La natura è stata considerata a lungo un regno oggettivo di leggi immutabili, mentre la cultura era la repubblica di arbitrarie diversità simboliche, politiche e sociali, da affrontare con metodi “naturalistici”. Solo l’arcadia boscheccia dei Verdi crede forse a questa natura totemica, da difendere nella sua fragilità (la versione protezionista), senza ostacolarne l’innata fecondità (la versione ‘laissez faire’).
Nel mondo contemporaneo per contro, prevale una visione più ibrida e complessa, le cui definizioni sono evolutive. Le società, via le scienze e le tecnologie, sono sempre più mescolate ad un cosmo definito – nel bene e nel male – dall’attività umana. La storia della natura è sempre stata quella delle sue perturbazioni. Ma oggi, attraverso esperienze sociali – di cui la conoscenza è solo una delle componenti – la modernità riflessiva produce senza sosta degli ibridi, umani e non umani, interconnessi in modo imprevedibile, Anche e soprattutto come effetto dalle pratiche di precauzione che vorrebbero minimizzarne i rischi! Il selvatico non ci salva più. Il significato dell’ordine naturale si manifesta nei momenti d’instabilità, di mutamento di senso; ci obbliga a pensarne le trappole semantiche partendo non dagli estremi, ma dal mezzo.

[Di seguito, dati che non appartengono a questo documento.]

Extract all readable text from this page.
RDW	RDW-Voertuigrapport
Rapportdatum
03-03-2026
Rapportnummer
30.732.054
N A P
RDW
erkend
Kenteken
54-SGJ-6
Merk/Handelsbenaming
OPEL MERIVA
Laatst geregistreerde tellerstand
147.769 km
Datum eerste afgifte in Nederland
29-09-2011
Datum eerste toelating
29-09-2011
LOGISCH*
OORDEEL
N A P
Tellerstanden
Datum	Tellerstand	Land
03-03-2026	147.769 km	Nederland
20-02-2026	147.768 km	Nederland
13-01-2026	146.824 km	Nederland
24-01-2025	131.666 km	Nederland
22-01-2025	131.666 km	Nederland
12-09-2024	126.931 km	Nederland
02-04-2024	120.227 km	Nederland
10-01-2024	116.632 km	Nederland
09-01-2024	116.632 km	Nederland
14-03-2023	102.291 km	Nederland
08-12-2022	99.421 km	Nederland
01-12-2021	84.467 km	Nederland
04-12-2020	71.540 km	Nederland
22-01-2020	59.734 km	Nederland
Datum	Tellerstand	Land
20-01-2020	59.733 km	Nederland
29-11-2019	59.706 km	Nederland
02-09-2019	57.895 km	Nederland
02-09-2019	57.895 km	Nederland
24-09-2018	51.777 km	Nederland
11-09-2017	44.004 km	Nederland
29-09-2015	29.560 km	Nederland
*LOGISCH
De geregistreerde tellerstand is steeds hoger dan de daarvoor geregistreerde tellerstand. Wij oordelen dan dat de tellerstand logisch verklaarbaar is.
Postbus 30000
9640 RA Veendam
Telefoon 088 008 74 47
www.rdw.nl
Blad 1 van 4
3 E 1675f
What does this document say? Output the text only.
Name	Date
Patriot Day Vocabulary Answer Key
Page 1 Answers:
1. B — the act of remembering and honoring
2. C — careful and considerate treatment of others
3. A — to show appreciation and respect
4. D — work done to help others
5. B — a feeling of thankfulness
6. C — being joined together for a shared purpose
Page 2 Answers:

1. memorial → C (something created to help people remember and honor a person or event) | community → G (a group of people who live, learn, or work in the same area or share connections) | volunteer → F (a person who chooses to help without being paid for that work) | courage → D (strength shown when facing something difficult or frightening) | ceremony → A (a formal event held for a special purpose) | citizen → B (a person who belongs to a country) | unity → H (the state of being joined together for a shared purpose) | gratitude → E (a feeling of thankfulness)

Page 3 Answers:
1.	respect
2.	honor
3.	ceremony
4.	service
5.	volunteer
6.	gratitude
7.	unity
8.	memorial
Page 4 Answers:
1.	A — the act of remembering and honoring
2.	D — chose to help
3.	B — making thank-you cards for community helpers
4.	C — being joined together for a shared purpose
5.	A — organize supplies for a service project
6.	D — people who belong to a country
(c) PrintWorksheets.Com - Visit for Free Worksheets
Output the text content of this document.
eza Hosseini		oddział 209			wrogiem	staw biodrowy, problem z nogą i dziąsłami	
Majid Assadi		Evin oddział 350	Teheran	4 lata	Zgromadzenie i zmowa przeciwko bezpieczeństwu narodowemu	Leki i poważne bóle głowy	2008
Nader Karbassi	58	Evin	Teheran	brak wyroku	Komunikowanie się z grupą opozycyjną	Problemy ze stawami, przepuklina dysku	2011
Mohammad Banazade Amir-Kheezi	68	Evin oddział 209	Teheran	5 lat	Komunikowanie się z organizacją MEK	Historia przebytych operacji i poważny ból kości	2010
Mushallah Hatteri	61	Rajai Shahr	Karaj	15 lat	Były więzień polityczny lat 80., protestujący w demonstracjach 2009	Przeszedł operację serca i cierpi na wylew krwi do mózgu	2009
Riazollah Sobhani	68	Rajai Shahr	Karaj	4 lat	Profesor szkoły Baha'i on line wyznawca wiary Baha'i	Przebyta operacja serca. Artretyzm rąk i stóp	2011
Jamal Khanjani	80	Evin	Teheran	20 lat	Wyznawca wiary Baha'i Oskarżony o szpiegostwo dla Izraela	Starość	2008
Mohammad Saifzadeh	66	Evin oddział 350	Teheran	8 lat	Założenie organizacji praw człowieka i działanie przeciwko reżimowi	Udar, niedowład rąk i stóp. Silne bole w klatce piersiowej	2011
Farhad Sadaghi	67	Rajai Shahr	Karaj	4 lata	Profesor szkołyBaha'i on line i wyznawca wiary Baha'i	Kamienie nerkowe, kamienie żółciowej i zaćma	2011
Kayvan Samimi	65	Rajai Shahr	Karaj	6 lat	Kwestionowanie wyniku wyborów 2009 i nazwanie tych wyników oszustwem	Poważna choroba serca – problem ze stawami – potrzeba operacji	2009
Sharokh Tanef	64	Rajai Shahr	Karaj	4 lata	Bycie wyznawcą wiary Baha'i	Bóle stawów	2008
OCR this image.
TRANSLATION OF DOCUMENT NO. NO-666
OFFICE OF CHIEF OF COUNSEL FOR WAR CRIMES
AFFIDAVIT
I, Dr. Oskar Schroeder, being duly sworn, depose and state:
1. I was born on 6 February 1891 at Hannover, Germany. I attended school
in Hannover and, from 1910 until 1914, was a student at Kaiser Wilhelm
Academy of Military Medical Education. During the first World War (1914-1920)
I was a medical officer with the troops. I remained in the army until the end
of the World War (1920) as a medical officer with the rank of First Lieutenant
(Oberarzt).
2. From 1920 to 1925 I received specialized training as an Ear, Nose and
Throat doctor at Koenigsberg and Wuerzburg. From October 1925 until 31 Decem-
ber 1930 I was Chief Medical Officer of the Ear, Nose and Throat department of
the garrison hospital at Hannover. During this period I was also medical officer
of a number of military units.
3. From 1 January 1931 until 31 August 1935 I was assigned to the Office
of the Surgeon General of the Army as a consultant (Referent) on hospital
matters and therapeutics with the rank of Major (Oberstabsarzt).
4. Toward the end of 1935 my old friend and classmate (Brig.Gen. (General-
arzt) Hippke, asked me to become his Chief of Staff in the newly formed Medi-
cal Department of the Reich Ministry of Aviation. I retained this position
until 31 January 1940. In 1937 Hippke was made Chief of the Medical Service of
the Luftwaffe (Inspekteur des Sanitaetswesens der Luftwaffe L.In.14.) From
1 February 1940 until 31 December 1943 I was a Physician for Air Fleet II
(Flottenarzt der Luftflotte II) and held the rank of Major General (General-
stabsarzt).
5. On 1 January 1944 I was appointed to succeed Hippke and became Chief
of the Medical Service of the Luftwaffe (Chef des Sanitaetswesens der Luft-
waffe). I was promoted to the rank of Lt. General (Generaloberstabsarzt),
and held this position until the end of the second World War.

Come gli OGM e virus, gli Embrioni e i robot sono attori artificiosi da socializzare attraverso la connessione costante tra collettivi umani e non umani. Per esempio, attraverso le biotecnologie, proiettiamo la nostra memoria scientifica e tecnica sulla nascita umana: facciamo nascere noi stessi, nasciamo per il fatto di farci nascere. Ma l’artefatto cellulare da cui è nato il clone Dolly, l’ovulo a cui è stato sostituito un nucleo, in attesa della fecondazione è solo un potenzialità al quadrato, un composto di laboratorio in biblico tra vita e non vita. E ci pone problemi inediti d’ordine naturale, – androgenesi e/o partenogenesi? – giuridico, religioso e morale.
Anche i robot antropomorfi e le esperienze di trapianto che vanno sotto l’etichetta cyborg, procedono nello stesso senso. Che siano o no l’anello mancante tra natura e artificio, essi ci interrogano sulla vita e la natura dei suoi meccanismi. Gli esseri viventi sono delle macchine le cui componenti sono molecole? Sarà quindi possibile sostituire quest’ultime con le nanotecnlogie? E se stessimo antroporfizzando troppo le macchine, a cui tentiamo trapiantare l’estesia, di delegare il linguaggio e la stessa capacità d’apprendere?
Insomma, i problemi che ci allarmano ed assillano non sono quelli della natura unica da difendere, del pluralismo delle lingue e delle culture da salvaguardare. Sono quelli posti dalla molteplicità delle nature che ingeneriamo e di un nuovo cosmopolitismo: un contratto tra umani e non umani che va a ancora pensato.